In your work experience section, frame your bullets around what you did and what resulted from it. “Led a cross-functional team of eight to launch a product feature three weeks ahead of schedule” covers leadership, collaboration, and project management in one line, with a concrete result attached. That’s far more persuasive than a skills section that says “leadership, collaboration, project management.”

Save your dedicated skills section primarily for hard skills. Let your experience bullets carry the soft skills.

How to Format Your Skills Section

A clean, scannable layout matters. Two common approaches work well depending on your field:

The first is a highlights section near the top of your resume, just below your summary. Use a simple three-column grid with roughly nine skills that speak directly to the posting’s required qualifications. Keep each entry to a couple of words. This is easy to scan and puts your strongest matches front and center.

The second approach works better if you’re in a specialized or technical field. Create a skills column along the side of your first page, divided into categories like “Technical Skills” and “Interpersonal Skills.” This gives you room to list more skills without taking over the main body of the resume.

Either way, don’t let your skills section exist in isolation. The same skills should appear naturally in your resume summary, your work history bullets, and sections like certifications or volunteer work. A hiring manager who sees “data analysis” in your skills section and then reads a bullet about how you “analyzed quarterly sales data to identify a 15% revenue gap” gets a complete picture. The skills section introduces the claim. Your experience section proves it.

Skills to Skip

Leave off anything so basic it’s assumed. Typing, email, and general internet use haven’t been resume-worthy for years. Microsoft Word on its own rarely impresses unless the role specifically asks for advanced document formatting.

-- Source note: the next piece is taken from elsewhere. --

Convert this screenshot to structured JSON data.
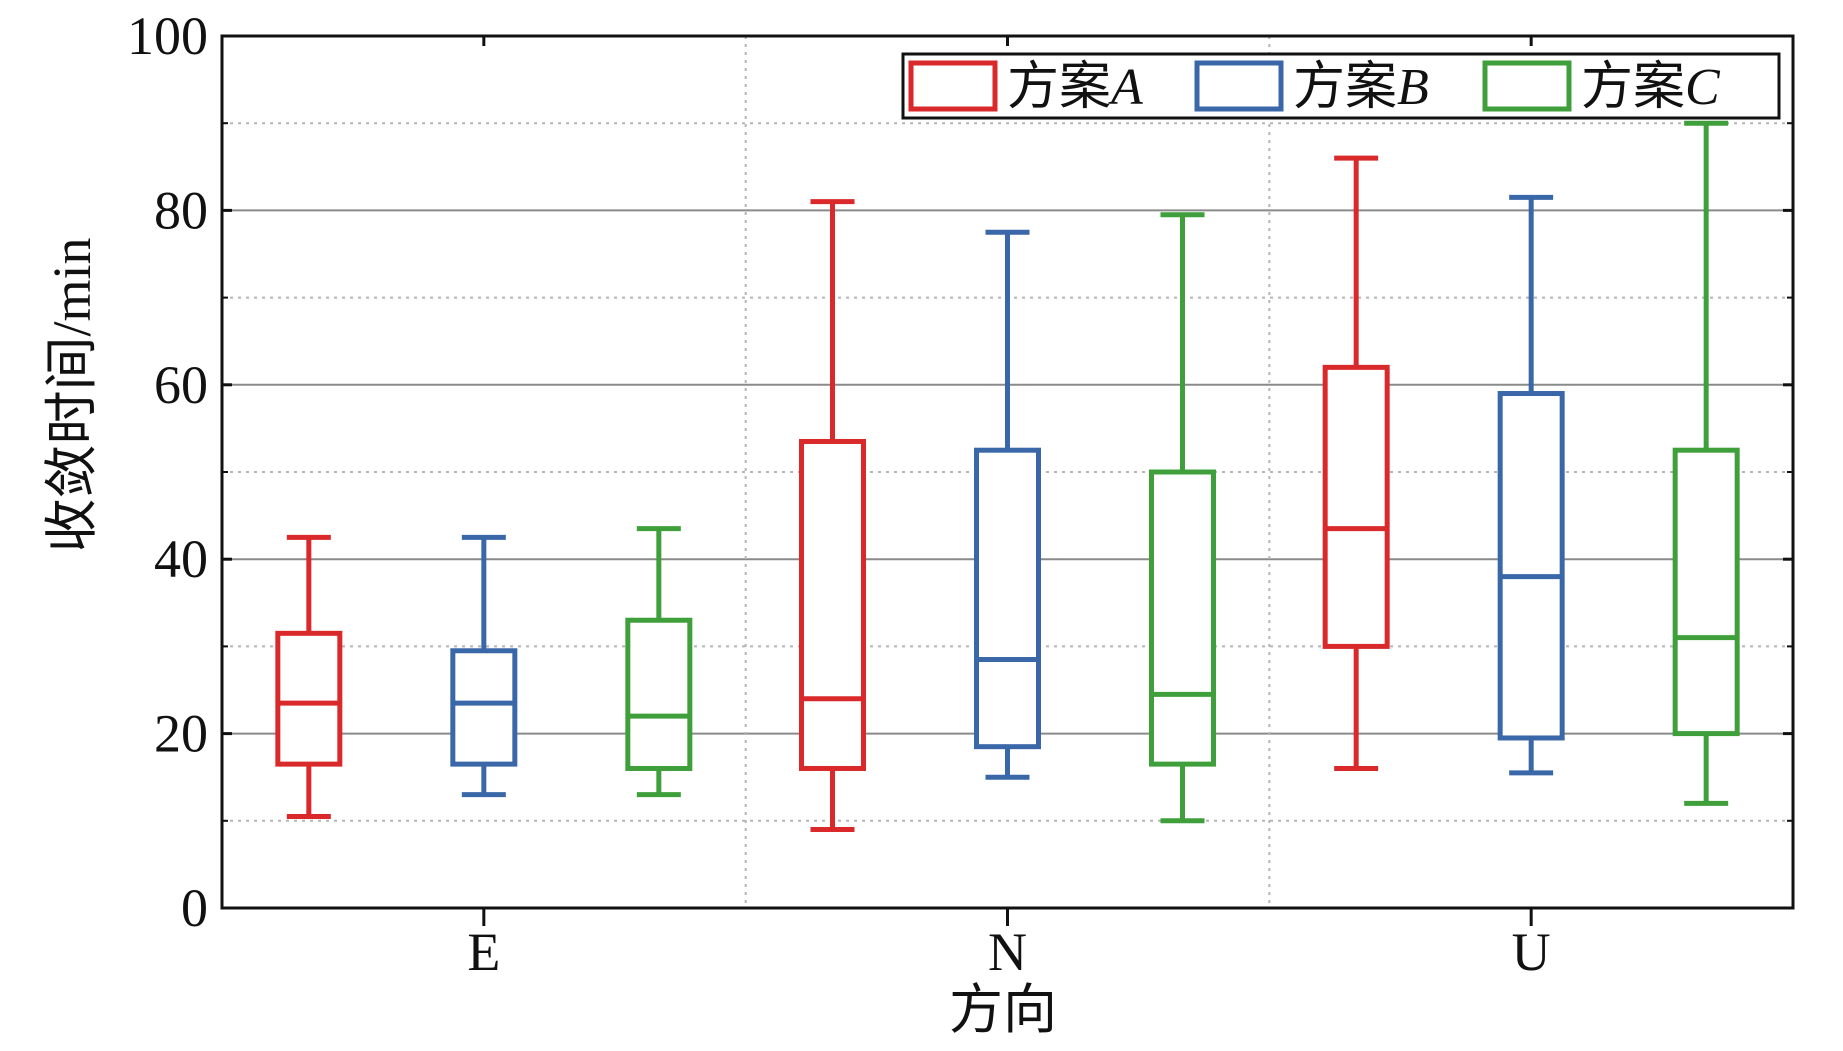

If a skill doesn’t appear in the job posting and doesn’t clearly strengthen your candidacy, it’s taking up space that could go to something better.

Also avoid vague, unverifiable claims like “quick learner,” “hard worker,” or “detail-oriented” in your skills section. These read as filler. If attention to detail matters for the role, show it through an accomplishment: “Reviewed and reconciled 200+ monthly invoices with a 99.8% accuracy rate.”

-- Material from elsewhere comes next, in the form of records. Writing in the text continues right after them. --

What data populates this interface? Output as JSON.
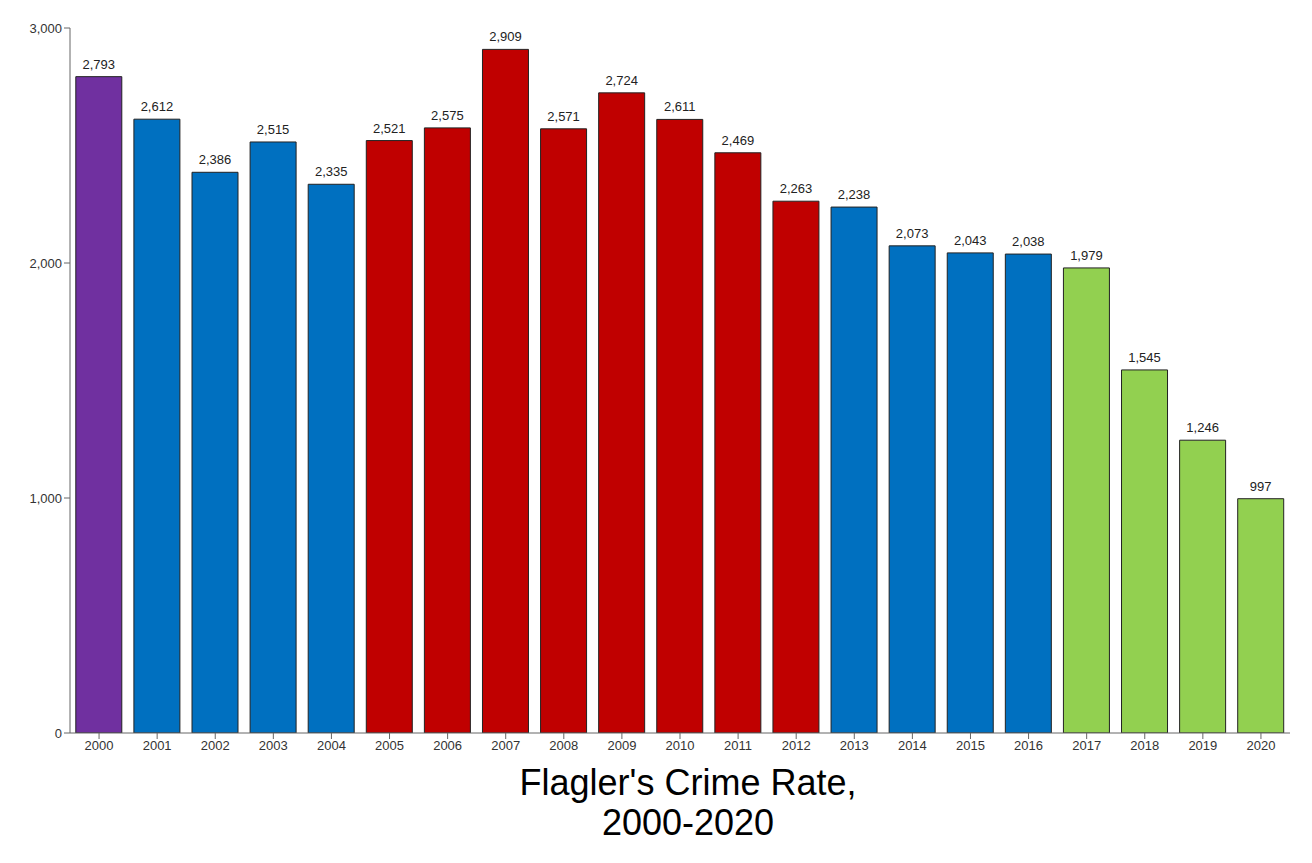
{
  "chart_data": {
    "type": "bar",
    "title": "Flagler's Crime Rate, 2000-2020",
    "categories": [
      "2000",
      "2001",
      "2002",
      "2003",
      "2004",
      "2005",
      "2006",
      "2007",
      "2008",
      "2009",
      "2010",
      "2011",
      "2012",
      "2013",
      "2014",
      "2015",
      "2016",
      "2017",
      "2018",
      "2019",
      "2020"
    ],
    "values": [
      2793,
      2612,
      2386,
      2515,
      2335,
      2521,
      2575,
      2909,
      2571,
      2724,
      2611,
      2469,
      2263,
      2238,
      2073,
      2043,
      2038,
      1979,
      1545,
      1246,
      997
    ],
    "value_labels": [
      "2,793",
      "2,612",
      "2,386",
      "2,515",
      "2,335",
      "2,521",
      "2,575",
      "2,909",
      "2,571",
      "2,724",
      "2,611",
      "2,469",
      "2,263",
      "2,238",
      "2,073",
      "2,043",
      "2,038",
      "1,979",
      "1,545",
      "1,246",
      "997"
    ],
    "colors": [
      "#7030a0",
      "#0070c0",
      "#0070c0",
      "#0070c0",
      "#0070c0",
      "#c00000",
      "#c00000",
      "#c00000",
      "#c00000",
      "#c00000",
      "#c00000",
      "#c00000",
      "#c00000",
      "#0070c0",
      "#0070c0",
      "#0070c0",
      "#0070c0",
      "#92d050",
      "#92d050",
      "#92d050",
      "#92d050"
    ],
    "ylim": [
      0,
      3000
    ],
    "yticks": [
      0,
      {
        "value": 1000,
        "label": "1,000"
      },
      {
        "value": 2000,
        "label": "2,000"
      },
      {
        "value": 3000,
        "label": "3,000"
      }
    ],
    "grid": false,
    "data_labels": true
  }
}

Tailoring for Every Application

The most effective resumes are not one-size-fits-all. Keep a master list of every skill you have, then pull from it selectively each time you apply. For a marketing analyst position, you’d emphasize Google Analytics, A/B testing, SQL, and campaign performance reporting. For a marketing manager role at the same company, you’d shift toward budget management, go-to-market strategy, cross-functional coordination, and stakeholder communication.

This takes more time than blasting the same resume everywhere, but it’s how you consistently clear automated screens and catch a hiring manager’s attention. Read the posting, match your real skills to what they’re asking for, and let your experience back up every claim.